I am a white upper middle class woman living in Canada and I feel tremendous guilt.  I desperately want to make amends but find myself treating others who don't look like me as "special".  I smile more, I go out of my way more to be helpful.  My background is both indigenous and English so I have a more prominent history of being a colonizer and one that has been removed from society.  

I also did not grow up with a large black population and felt that I didn't treat anyone differently...but I unknowingly did.  I was a child of the 80s and saw news footage littered with blacks being handcuffed by police.  I was taught to respect police and that they would not do something that wasn't the correct course of action.  I grew up assuming those individuals who were in handcuffs were indeed guilty because why else would the police arrest them?  As a result, I inadvertently became suspicious of people who didn't look like me, not outright, but deep down inside I was lead to believe that crime was committed by certain groups of people (lower SES, indigenous/black etc.).  

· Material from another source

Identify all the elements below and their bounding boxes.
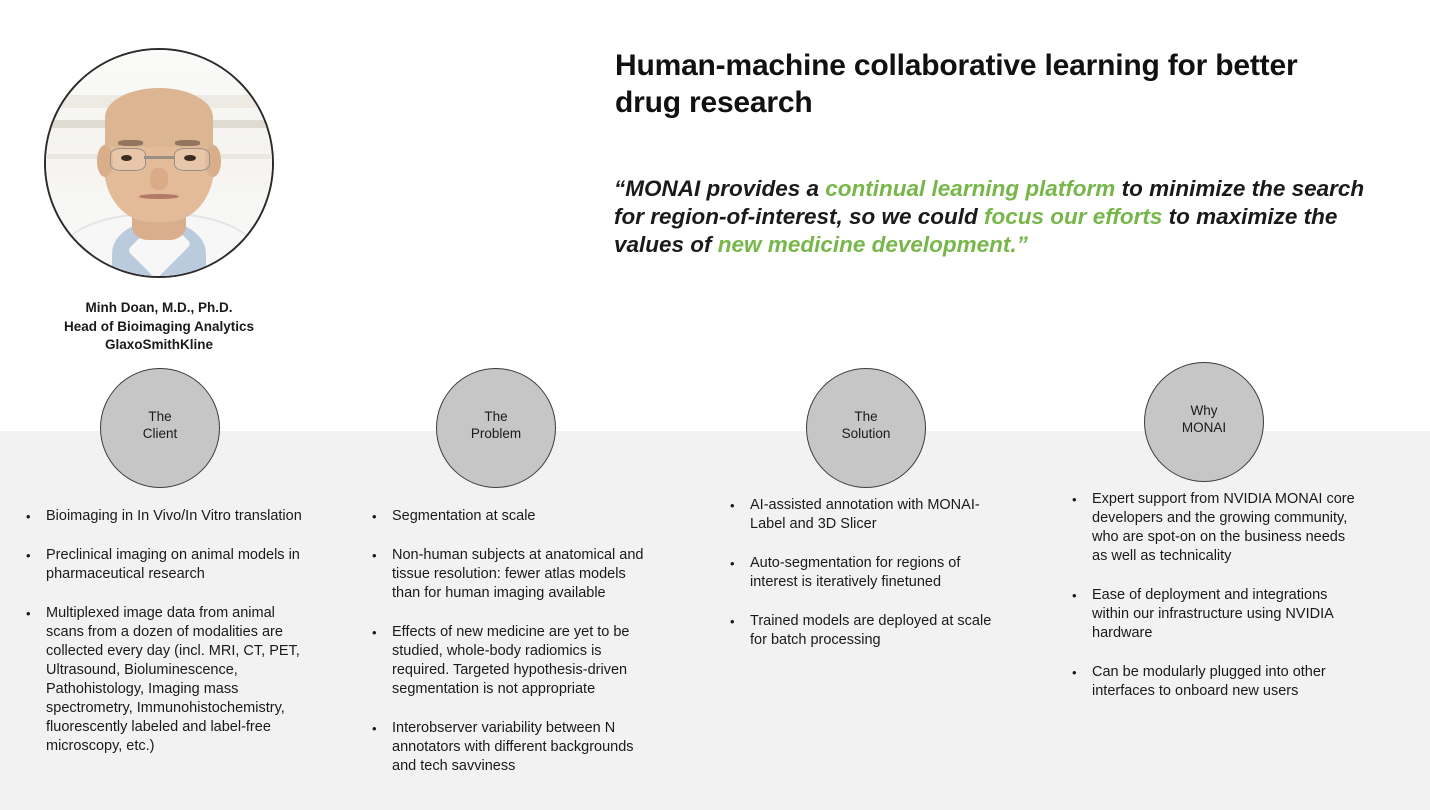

It is through listening and learning that I realize how wrong I was and I wish I had this education growing up.  I recognize the racist views that I grew up with and how I internalized them.  I feel shameful and guilty that the colour of my skin provides me with advantages.  

I used to say (much like every other white person I'm sure) that I didn't see colour, meaning that I was above others who were suspicious of people who did not look like them.  However, what I've come to realize (through this course and others) is that what we see on the outside is so much deeper on the inside.  There are stories that each of us carry and it is up to understand to understand the systemic racism that exists.  

Q: Complete the body practices in Chapter 2- what did it feel like to focus on your body sensations?

It was eye opening to truly tune into the sensations of my body.  I could feel the freeze response coming.  My go to is often to cry in emotional situations which is a freeze response.  I never knew why I frequently cry, but it is simply to give meaning/feeling to my response because I'm unable to flee or fight.